Fui à cozinha e em cima da mesa estava um prato fundo de plástico verde com um resto de corn-flakes e, ao lado, uma maçã mordida, com uma bela casca vermelha. Lembrei-me da Branca-de-Neve e da Bruxa-Má, mas foi apenas uma lembrança súbita e passageira - afinal, a Catarina já tinha doze anos e deixara de se entreter com esse tipo de histórias.

Abri a porta e fui ao alpendre e vi que a bicicleta também tinha desaparecido.

Se não conhecesse tão bem a minha filha teria ficado preocupada.
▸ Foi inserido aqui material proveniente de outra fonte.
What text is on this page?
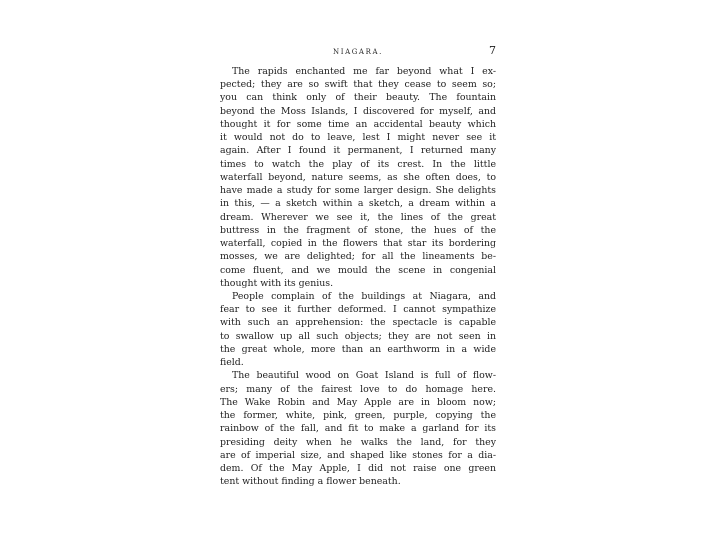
NIAGARA.	7
The rapids enchanted me far beyond what I ex-
pected; they are so swift that they cease to seem so;
you can think only of their beauty. The fountain
beyond the Moss Islands, I discovered for myself, and
thought it for some time an accidental beauty which
it would not do to leave, lest I might never see it
again. After I found it permanent, I returned many
times to watch the play of its crest. In the little
waterfall beyond, nature seems, as she often does, to
have made a study for some larger design. She delights
in this, — a sketch within a sketch, a dream within a
dream. Wherever we see it, the lines of the great
buttress in the fragment of stone, the hues of the
waterfall, copied in the flowers that star its bordering
mosses, we are delighted; for all the lineaments be-
come fluent, and we mould the scene in congenial
thought with its genius.
People complain of the buildings at Niagara, and
fear to see it further deformed. I cannot sympathize
with such an apprehension: the spectacle is capable
to swallow up all such objects; they are not seen in
the great whole, more than an earthworm in a wide
field.
The beautiful wood on Goat Island is full of flow-
ers; many of the fairest love to do homage here.
The Wake Robin and May Apple are in bloom now;
the former, white, pink, green, purple, copying the
rainbow of the fall, and fit to make a garland for its
presiding deity when he walks the land, for they
are of imperial size, and shaped like stones for a dia-
dem. Of the May Apple, I did not raise one green
tent without finding a flower beneath.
Assim, fiquei só um pouco ansiosa por não saber onde é que ela estava, embora desconfiasse que ela devia ter acordado cedo e, farta de esperar que também eu acordasse, devia ter-se posto a caminho da casa da Carina - a amiga de S.João das Lampas com menos três ou quatro anos e uma sílaba no nome do que ela.
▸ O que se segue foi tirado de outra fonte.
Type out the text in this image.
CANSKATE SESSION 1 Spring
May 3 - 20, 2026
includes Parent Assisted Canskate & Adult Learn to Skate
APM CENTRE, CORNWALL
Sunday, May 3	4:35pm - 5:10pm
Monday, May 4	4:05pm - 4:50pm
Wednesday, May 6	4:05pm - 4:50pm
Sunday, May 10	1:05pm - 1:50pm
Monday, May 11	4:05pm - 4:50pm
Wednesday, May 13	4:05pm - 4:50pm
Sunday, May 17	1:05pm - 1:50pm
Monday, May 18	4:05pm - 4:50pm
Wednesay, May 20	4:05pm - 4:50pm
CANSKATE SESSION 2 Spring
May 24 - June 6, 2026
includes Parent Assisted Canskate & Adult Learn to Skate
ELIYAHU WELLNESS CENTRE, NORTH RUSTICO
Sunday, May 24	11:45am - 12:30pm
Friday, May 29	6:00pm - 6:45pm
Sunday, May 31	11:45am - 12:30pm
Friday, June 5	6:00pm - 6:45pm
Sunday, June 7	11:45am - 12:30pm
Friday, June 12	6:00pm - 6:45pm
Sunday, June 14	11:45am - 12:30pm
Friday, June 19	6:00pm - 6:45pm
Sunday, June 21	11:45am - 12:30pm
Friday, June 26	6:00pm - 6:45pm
Tomei duche, vesti-me e saí. Fui direita à casa da Carina - e lá estavam as duas a brincar pacificamente, tornando o meu ralhete supérfluo e despropositado.

 

Tínhamos ido só as duas passar alguns dias das férias da Páscoa à casa que chamávamos "do Magoito", por causa da praia, mas que na verdade ficava a alguns quilómetros de distância, em S. João das Lampas, onde afinal passámos a maior parte do tempo porque o tempo não estava de feição  para  banhos. Mas a Catarina aproveitava plenamente esses dias, percorrendo velozmente na  bicicleta vermelha os caminhos que atravessavam os campos.
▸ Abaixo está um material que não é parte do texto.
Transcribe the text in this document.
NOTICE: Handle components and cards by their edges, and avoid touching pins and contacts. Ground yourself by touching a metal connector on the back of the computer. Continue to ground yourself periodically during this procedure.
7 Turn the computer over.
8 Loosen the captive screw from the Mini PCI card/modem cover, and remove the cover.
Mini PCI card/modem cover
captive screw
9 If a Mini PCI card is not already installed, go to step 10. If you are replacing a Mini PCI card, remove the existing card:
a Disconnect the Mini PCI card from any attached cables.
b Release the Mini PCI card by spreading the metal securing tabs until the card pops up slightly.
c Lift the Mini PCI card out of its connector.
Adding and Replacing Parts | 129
Mesmo longe da praia sentia-se, estranhamente, a presença do oceano - não o víamos nem ouvíamos, mas sentíamos a sua proximidade numa particular qualidade do ar e sabíamos que estava lá. Eram "magníficos dias atlânticos"  de sol, vento, poucas palavras e muitos gestos partilhados.

Às vezes íamos lanchar ao amplo café central, enormes fatias de bolo de chocolate com nozes. Pelo caminho, demorávamo-nos a ver, em silencio, as lagartixas que apareciam e corriam muito rápidas pelas pedras dos muros, debaixo do sol quente das tardes de verão.

Vivíamos nesses dias uma solidão muito livre, cúmplice e partilhada, de que a maçã mordida e abandonada na mesa da cozinha naquela manhã deserta restou na memória como o mais evidente sinal.

As minhas tardes de domingo têm-se pautado, desde sempre, pelo abandono à preguiça, muito ao jeito daquele tema dos Moody Blues: "Lazy day, Sunday afternoon/Time to put your feet up and watch T.V...."  e por isso tenho uma lembrança bastante vívida das tardes de domingo que escaparam a essa rotina.

Numa delas, teria eu 16 anos, fui desafiada pela Maria João, a minha companheira de aventuras, a assistir a um concerto na Biblioteca Nacional. Não sabia exatamente qual seria o repertório nem quem iria tocar - só sabia que era um concerto de música clássica.

O rapaz do violoncelo

E também hoje não me lembro do que a orquestra tocou.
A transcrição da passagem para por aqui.